Garnish with toasted garlic bits or chips, if desired.

 

Pork Spareribs and Cogon Grass Soup

Once in a while we go to Chinatown.  In our last trip there, we found some fresh cogon grass.  When A-te J saw them, she asked what they were for and I replied it was for a medicinal soup that’s common in Chinese cuisine, particularly Cantonese cuisine.  She held back a laugh saying that where she comes from, the cogon grass was used for burning not for eating.  I laughed along, commenting the weirdness of things – one man’s trash is (quite literally) another man’s treasure!

cogon grass

Anyway, in Traditional Chinese Medicine, this grass (Rhizoma Imperatae, 茅根 ) has cooling properties, aiding to dispel heat and helping bladder function.  It has a sweetish taste.

I was told that the cogon grass can be simmered with water to produce herbal tea but this I haven’t tried.  I am more familiar (and comfortable) with the soup version of it

The recipe:

1 bundle of fresh cogon grass (about 30 to 60 grams)
or 15-30 grams dried cogon grass
6 to 8 cups of water
400 to 500 grams of pork spare ribs
1 small onion

Clean the spare ribs, remove the fat.  Blanch.

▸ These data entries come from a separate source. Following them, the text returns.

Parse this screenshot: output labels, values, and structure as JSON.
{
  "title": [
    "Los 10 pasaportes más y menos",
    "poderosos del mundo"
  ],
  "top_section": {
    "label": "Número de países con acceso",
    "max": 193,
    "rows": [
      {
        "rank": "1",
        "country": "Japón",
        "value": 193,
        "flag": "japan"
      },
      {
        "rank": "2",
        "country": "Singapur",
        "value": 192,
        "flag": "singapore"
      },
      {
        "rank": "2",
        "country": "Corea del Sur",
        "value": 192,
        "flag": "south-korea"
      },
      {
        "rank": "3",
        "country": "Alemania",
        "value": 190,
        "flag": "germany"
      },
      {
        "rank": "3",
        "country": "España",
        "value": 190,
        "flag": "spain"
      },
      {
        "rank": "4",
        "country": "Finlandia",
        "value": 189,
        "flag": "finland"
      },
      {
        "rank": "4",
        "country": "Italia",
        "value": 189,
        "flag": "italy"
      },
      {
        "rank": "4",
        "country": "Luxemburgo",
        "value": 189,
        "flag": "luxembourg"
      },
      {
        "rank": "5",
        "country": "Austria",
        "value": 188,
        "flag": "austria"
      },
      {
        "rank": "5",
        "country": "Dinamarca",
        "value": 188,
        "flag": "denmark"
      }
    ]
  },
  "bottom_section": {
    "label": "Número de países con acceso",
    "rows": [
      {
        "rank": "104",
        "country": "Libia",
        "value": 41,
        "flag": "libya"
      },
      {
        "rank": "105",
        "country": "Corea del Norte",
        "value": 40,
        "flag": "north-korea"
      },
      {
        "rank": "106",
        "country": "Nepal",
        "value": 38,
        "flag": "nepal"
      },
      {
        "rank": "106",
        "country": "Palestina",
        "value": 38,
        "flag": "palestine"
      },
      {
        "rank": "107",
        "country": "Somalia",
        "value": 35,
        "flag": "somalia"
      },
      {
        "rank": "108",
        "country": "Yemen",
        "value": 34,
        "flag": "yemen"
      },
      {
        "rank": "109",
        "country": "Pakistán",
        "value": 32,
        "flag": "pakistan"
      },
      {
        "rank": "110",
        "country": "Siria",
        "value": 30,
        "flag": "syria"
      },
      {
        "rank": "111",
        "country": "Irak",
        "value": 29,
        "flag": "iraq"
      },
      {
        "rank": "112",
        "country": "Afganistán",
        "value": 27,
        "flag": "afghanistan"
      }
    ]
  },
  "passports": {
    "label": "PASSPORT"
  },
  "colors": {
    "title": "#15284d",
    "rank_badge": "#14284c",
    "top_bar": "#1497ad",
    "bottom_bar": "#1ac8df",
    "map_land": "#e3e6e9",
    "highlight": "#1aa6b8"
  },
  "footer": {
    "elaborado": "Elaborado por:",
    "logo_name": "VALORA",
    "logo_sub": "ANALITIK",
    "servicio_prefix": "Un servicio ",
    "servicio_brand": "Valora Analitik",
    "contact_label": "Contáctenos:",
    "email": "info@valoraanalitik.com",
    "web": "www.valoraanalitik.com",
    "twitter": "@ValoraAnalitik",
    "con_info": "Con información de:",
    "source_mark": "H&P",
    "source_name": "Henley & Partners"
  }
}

Wash the cogon grass and blanch.

Boil the water.  Add the onion, cogon grass and pork.  Simmer for 3 hours (or use the magic cooker).

This recipe has alternate and/or additional ingredients:

1 chinese pear, sliced into large cubes and 4 honey dates, soaked in lukewarm water for 30 minutes.   Add the pear cubes and soaked dates together with all other ingredients.  This results in a sweeter tasting soup.

The pork spare ribs can be substituted with 1/2 chicken or 1 whole native chicken or even black chicken.  In which case, a thumb of smashed ginger should be added to the soup too.